V. SUR LES DEMANDES ACCESSOIRES
Monsieur [D] [Y], partie perdante, supportera la charge des dépens, qui comprendront notamment le coût du commandement de payer, de l’assignation en référé et de sa notification à la préfecture.
Compte tenu des démarches judiciaires qu’ont dû accomplir Monsieur [C] [X] et Madame [W] [M] épouse [X], Monsieur [D] [Y] sera condamné à leur verser une somme de 150 euros au titre de l’article 700 du Code de procédure civile.

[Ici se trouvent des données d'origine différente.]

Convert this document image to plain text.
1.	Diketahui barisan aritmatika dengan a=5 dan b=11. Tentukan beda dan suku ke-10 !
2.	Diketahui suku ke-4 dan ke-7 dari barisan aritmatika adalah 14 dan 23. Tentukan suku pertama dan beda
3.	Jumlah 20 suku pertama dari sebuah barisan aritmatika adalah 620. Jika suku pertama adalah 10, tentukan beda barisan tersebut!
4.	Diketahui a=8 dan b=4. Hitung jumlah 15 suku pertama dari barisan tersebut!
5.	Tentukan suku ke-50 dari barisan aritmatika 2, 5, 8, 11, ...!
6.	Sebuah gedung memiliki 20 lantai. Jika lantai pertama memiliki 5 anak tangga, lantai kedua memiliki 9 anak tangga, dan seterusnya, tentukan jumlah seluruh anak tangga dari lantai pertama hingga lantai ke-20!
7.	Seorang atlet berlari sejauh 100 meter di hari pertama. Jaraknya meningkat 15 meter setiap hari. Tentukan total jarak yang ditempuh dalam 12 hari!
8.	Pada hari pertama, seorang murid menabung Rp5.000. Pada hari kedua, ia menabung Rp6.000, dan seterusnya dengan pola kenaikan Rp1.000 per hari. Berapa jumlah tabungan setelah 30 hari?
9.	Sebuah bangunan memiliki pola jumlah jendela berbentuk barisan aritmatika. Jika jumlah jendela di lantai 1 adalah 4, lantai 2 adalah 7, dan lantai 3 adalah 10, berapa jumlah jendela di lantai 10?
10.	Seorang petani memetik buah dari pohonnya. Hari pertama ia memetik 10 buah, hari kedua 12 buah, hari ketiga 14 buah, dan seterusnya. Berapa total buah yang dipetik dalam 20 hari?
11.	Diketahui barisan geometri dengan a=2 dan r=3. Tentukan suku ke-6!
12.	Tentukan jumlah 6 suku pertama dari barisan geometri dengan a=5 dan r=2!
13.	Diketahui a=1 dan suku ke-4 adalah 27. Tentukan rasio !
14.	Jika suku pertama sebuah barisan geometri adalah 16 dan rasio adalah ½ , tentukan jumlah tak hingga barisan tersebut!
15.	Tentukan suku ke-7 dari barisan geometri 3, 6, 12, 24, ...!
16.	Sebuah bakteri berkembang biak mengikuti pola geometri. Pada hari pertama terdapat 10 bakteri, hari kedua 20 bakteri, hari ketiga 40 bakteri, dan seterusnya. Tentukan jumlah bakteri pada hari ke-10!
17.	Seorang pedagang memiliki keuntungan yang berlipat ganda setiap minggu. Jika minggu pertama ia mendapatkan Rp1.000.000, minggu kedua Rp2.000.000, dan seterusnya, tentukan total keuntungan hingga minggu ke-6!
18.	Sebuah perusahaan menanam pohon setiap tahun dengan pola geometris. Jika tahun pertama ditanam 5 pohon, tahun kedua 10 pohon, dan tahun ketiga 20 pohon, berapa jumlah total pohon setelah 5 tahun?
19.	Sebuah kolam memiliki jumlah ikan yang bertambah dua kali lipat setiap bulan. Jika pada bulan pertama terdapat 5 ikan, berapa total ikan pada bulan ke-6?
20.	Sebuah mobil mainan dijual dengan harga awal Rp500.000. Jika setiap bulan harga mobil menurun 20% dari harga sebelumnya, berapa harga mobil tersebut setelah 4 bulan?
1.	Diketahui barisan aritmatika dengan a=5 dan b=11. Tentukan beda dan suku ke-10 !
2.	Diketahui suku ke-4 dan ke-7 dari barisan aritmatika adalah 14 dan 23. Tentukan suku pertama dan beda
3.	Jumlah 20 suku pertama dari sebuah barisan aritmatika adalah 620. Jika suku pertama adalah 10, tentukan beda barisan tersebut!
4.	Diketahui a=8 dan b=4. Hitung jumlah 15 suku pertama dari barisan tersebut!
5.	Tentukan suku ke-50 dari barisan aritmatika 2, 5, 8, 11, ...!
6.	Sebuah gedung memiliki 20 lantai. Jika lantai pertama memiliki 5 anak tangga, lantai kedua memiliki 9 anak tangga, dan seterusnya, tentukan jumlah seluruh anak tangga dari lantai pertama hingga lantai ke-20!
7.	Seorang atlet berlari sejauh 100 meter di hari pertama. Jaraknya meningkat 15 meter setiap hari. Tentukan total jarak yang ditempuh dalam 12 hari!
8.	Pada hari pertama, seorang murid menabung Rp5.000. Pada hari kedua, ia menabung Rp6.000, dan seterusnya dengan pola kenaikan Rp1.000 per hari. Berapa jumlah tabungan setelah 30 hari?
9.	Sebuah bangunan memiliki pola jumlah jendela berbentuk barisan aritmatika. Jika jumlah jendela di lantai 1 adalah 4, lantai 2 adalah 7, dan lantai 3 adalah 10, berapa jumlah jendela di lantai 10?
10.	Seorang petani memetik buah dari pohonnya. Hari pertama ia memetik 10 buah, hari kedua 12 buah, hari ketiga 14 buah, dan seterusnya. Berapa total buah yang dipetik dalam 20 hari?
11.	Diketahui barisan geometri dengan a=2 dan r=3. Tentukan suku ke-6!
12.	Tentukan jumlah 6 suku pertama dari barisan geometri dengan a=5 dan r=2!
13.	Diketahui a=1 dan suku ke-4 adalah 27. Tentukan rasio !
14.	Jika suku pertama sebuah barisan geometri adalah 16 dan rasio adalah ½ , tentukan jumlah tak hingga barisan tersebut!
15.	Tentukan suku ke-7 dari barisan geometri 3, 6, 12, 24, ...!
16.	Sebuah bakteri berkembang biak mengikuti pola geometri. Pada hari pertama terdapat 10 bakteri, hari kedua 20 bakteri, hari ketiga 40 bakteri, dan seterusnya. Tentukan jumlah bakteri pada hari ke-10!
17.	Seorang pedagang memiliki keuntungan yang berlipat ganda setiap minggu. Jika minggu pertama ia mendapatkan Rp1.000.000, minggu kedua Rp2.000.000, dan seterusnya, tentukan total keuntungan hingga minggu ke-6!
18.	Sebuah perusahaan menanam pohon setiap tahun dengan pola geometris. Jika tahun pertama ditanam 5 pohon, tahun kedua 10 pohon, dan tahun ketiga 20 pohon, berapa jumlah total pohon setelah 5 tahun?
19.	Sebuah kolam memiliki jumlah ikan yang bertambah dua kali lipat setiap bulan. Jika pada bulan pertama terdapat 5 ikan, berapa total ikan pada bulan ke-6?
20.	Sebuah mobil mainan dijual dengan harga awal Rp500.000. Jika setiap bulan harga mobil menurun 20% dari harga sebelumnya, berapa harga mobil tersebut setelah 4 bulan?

La présente décision est de plein droit exécutoire à titre provisoire.
PAR CES MOTIFS,
Le juge des contentieux de la protection statuant en référé, par mise à disposition au greffe, par ordonnance contradictoire et en premier ressort,
CONSTATONS que les conditions d’acquisition de la clause résolutoire figurant au bail conclu le 1er février 2017 entre Monsieur [C] [X] et Madame [W] [M] épouse [X] et Monsieur [D] [Y] concernant une maison individuelle à usage d’habitation, avec garage, terrain et terrasse, situés au [Adresse 4], [Localité 3] sont réunies à la date du 14 décembre 2023 ;
ORDONNONS en conséquence à Monsieur [D] [Y] de libérer les lieux et de restituer les clés ;
DISONS qu’à défaut pour Monsieur [D] [Y] d’avoir volontairement libéré les lieux et restitué les clés, Monsieur [C] [X] et Madame [W] [M] épouse [X] pourront, deux mois après la signification d’un commandement de quitter les lieux, faire procéder à son expulsion ainsi qu’à celle de tous occupants de son chef, y compris le cas échéant avec le concours d’un serrurier et de la force publique ;
CONDAMNONS Monsieur [D] [Y] à verser à Monsieur [C] [X] et Madame [W] [M] épouse [X] à titre provisionnel la somme de 15.856 euros (décompte arrêté au 23 mai 2025, comprenant les loyers, charges et indemnités d’occupation impayés jusqu’à l’échéance du mois de mai 2025 comprise), avec les intérêts au taux légal à compter du 13 novembre 2023 sur la somme de 9.084 euros et de la présente ordonnance pour le surplus ;
REJETONS la demande de délais de paiement de Monsieur [D] [Y] ;
CONDAMNONS Monsieur [D] [Y] à payer à Monsieur [C] [X] et Madame [W] [M] épouse [X] à titre provisionnel une indemnité d’occupation mensuelle à compter du 1er juin 2025 et jusqu’à la date de la libération définitive des lieux et la restitution des clés ;
FIXONS cette indemnité mensuelle d’occupation à la somme de 1.100 euros, laquelle sera augmentée annuellement des charges locatives dûment justifiées par Monsieur [C] [X] et Madame [W] [M] épouse [X];
CONDAMNONS Monsieur [D] [Y] à verser à Monsieur [C] [X] et Madame [W] [M] épouse [X] une somme de 150 euros au titre de l’article 700 du Code de procédure civile ;
CONDAMNONS Monsieur [D] [Y] aux dépens, qui comprendront notamment le coût du commandement de payer, de l’assignation et de sa notification à la préfecture ;
RAPPELONS que la présente ordonnance est de plein droit exécutoire à titre provisoire ;
Ainsi jugé et prononcé par mise à disposition de la décision au greffe du tribunal judiciaire, le 01 août 2025, les parties en ayant été préalablement avisées dans les conditions prévues au deuxième alinéa de l’article 450 du Code de procédure civile, la minute étant signée par Madame Ariane PIAT, juge des contentieux de la protection, et par Madame Aurélie BLANC, greffière.